Bad Judgment

Bad Judgment

Growing up in Southington, Connecticut was a great place to grow up in. I’ve made many great friends, memories, and learned a lot of skills from school. In school, growing up I was always around an average student. I was never the one to be excited about school work but i was disciplined enough to do it. But, I had one weakness. Mathematics, growing up, doing math made me feel like I was put inside of an oven and slowly burning to my death. A bit of exaggeration but you understand what I mean. I always felt like I couldn’t do it or it was just too hard for me.

As I got older school got tougher and the work load became heavier. Not suprisingly, I fell behind. I became a very low motivated student. Especially in math, my mindset was terrible, I would look at the problems and papers my teachers gave me, and give up. Except when it came to the last semester of my sophomore year. I was failing in geometry, the teacher consistently showed me she had no interest in helping me and stated to me multiple times throughout the year, ” you are just one of those football players.” One day she told me that I have to get a 86 or higher to pass her class on the final or I will fail her class and jeoperdize my elegabilty for the net football season. I have to say this was the first time in a long time that I looked myself in the mirror and told myself I can do it. I met with a tutor 2 times a week for a month before the exam. Turns out I passed the exam with a 92. In life your judgments can make the biggest difference in the best way and the worst way if you let it. From then on, I knew I can learn anything. It was whether I really wanted to learn it and how motivated I truly was.

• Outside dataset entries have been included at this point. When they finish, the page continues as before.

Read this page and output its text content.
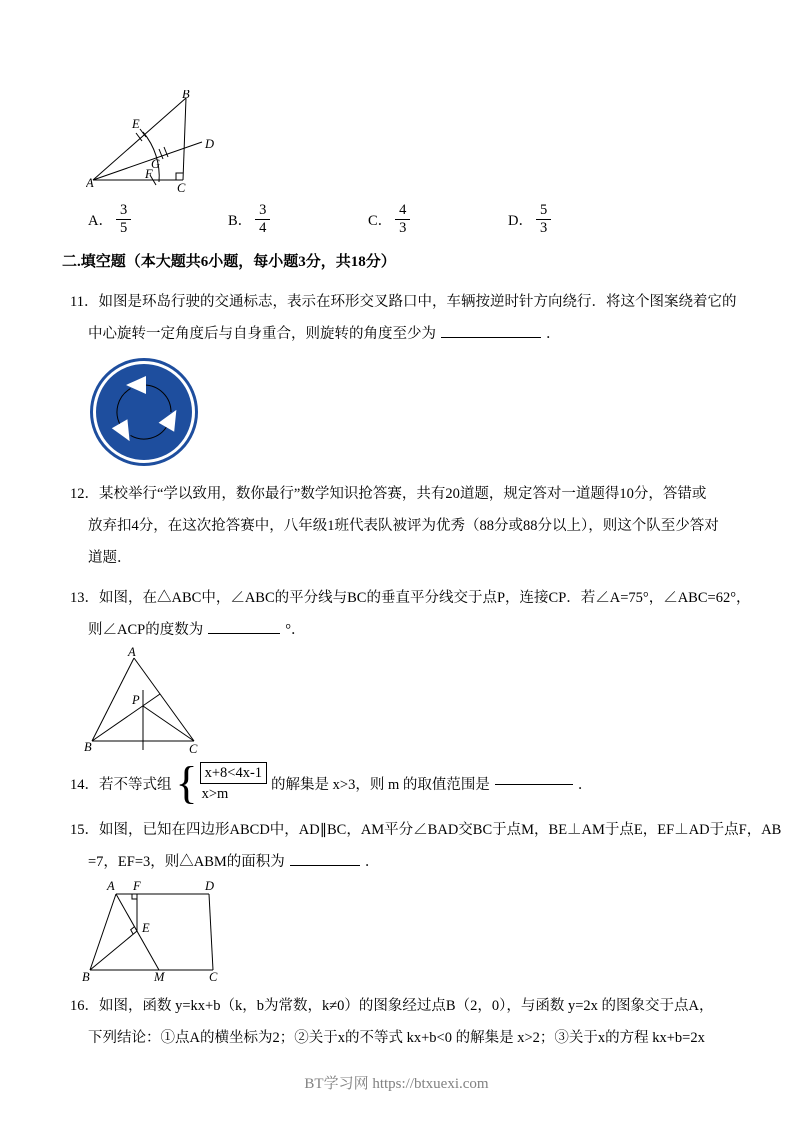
A
B
C
D
E
F
G
A． $\frac{3}{5}$	B． $\frac{3}{4}$	C． $\frac{4}{3}$	D． $\frac{5}{3}$
二.填空题（本大题共6小题，每小题3分，共18分）
11．如图是环岛行驶的交通标志，表示在环形交叉路口中，车辆按逆时针方向绕行．将这个图案绕着它的
中心旋转一定角度后与自身重合，则旋转的角度至少为	．
12．某校举行“学以致用，数你最行”数学知识抢答赛，共有20道题，规定答对一道题得10分，答错或
放弃扣4分，在这次抢答赛中，八年级1班代表队被评为优秀（88分或88分以上），则这个队至少答对
道题．
13．如图，在△ABC中，∠ABC的平分线与BC的垂直平分线交于点P，连接CP．若∠A=75°，∠ABC=62°，
则∠ACP的度数为	°．
A
B	C
P
14．若不等式组 { x+8<4x-1
x>m
的解集是 x>3，则 m 的取值范围是	．
15．如图，已知在四边形ABCD中，AD∥BC，AM平分∠BAD交BC于点M，BE⊥AM于点E，EF⊥AD于点F，AB
=7，EF=3，则△ABM的面积为	．
A F	D
B	M	C
E
16．如图，函数 y=kx+b（k，b为常数，k≠0）的图象经过点B（2，0），与函数 y=2x 的图象交于点A，
下列结论：①点A的横坐标为2；②关于x的不等式 kx+b<0 的解集是 x>2；③关于x的方程 kx+b=2x
BT学习网 https://btxuexi.com
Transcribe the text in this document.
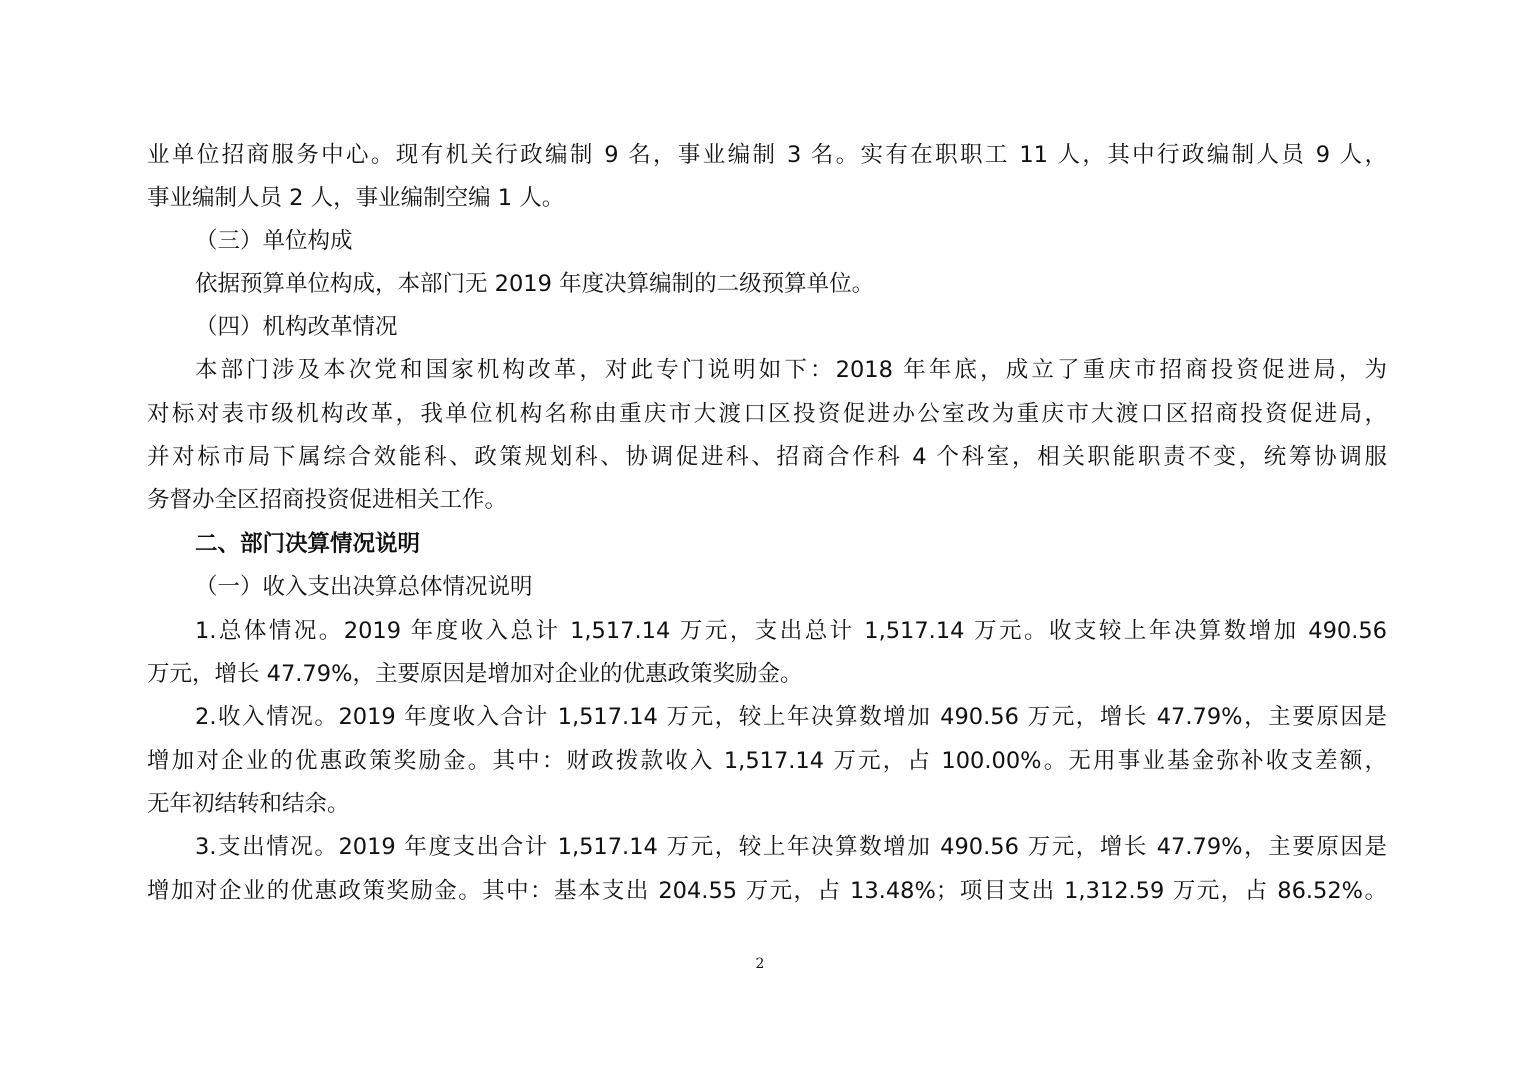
业单位招商服务中心。现有机关行政编制 9 名，事业编制 3 名。实有在职职工 11 人，其中行政编制人员 9 人，
事业编制人员 2 人，事业编制空编 1 人。
（三）单位构成
依据预算单位构成，本部门无 2019 年度决算编制的二级预算单位。
（四）机构改革情况
本部门涉及本次党和国家机构改革，对此专门说明如下：2018 年年底，成立了重庆市招商投资促进局，为
对标对表市级机构改革，我单位机构名称由重庆市大渡口区投资促进办公室改为重庆市大渡口区招商投资促进局，
并对标市局下属综合效能科、政策规划科、协调促进科、招商合作科 4 个科室，相关职能职责不变，统筹协调服
务督办全区招商投资促进相关工作。
二、部门决算情况说明
（一）收入支出决算总体情况说明
1.总体情况。2019 年度收入总计 1,517.14 万元，支出总计 1,517.14 万元。收支较上年决算数增加 490.56
万元，增长 47.79%，主要原因是增加对企业的优惠政策奖励金。
2.收入情况。2019 年度收入合计 1,517.14 万元，较上年决算数增加 490.56 万元，增长 47.79%，主要原因是
增加对企业的优惠政策奖励金。其中：财政拨款收入 1,517.14 万元，占 100.00%。无用事业基金弥补收支差额，
无年初结转和结余。
3.支出情况。2019 年度支出合计 1,517.14 万元，较上年决算数增加 490.56 万元，增长 47.79%，主要原因是
增加对企业的优惠政策奖励金。其中：基本支出 204.55 万元，占 13.48%；项目支出 1,312.59 万元，占 86.52%。
2
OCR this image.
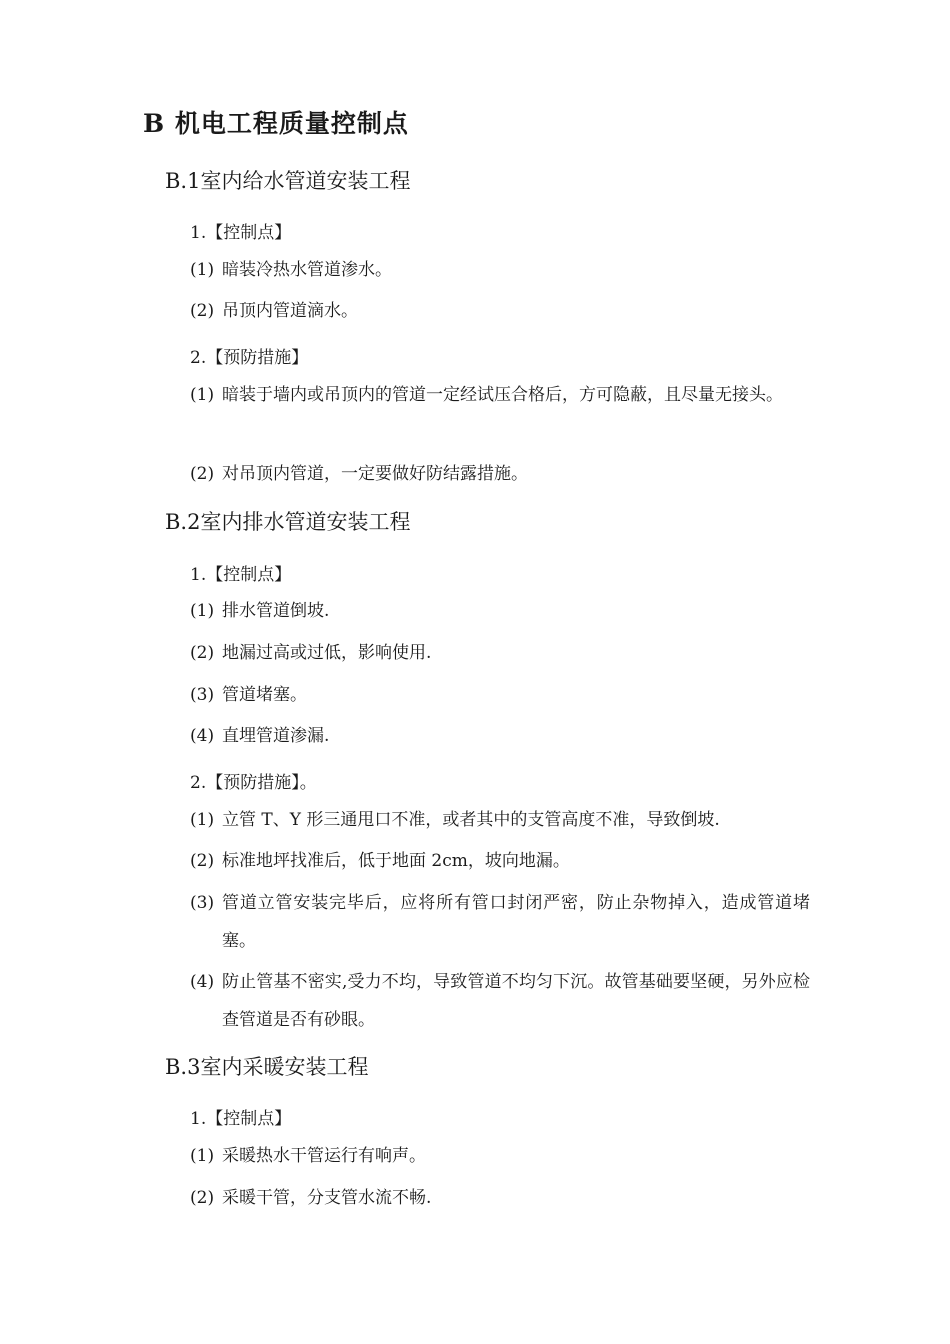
B 机电工程质量控制点
B.1室内给水管道安装工程
1.【控制点】
(1) 暗装冷热水管道渗水。
(2) 吊顶内管道滴水。
2.【预防措施】
(1) 暗装于墙内或吊顶内的管道一定经试压合格后，方可隐蔽，且尽量无接头。
(2) 对吊顶内管道，一定要做好防结露措施。
B.2室内排水管道安装工程
1.【控制点】
(1) 排水管道倒坡.
(2) 地漏过高或过低，影响使用.
(3) 管道堵塞。
(4) 直埋管道渗漏.
2.【预防措施】。
(1) 立管 T、Y 形三通甩口不准，或者其中的支管高度不准，导致倒坡.
(2) 标准地坪找准后，低于地面 2cm，坡向地漏。
(3) 管道立管安装完毕后，应将所有管口封闭严密，防止杂物掉入，造成管道堵塞。
(4) 防止管基不密实,受力不均，导致管道不均匀下沉。故管基础要坚硬，另外应检查管道是否有砂眼。
B.3室内采暖安装工程
1.【控制点】
(1) 采暖热水干管运行有响声。
(2) 采暖干管，分支管水流不畅.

One thought on “Bad Judgment

  1. This is an interesting story and I’m happy your performance improved with effort. But I’m trying to recognize the moments when you made bad judgments. They may be in there in seed form, but I think they need to come out more and be more prominent. We need scenes where you made choices or you interpreted someone’s behavior or words wrong in order to be able to analyze them with Kahneman’s fallacies.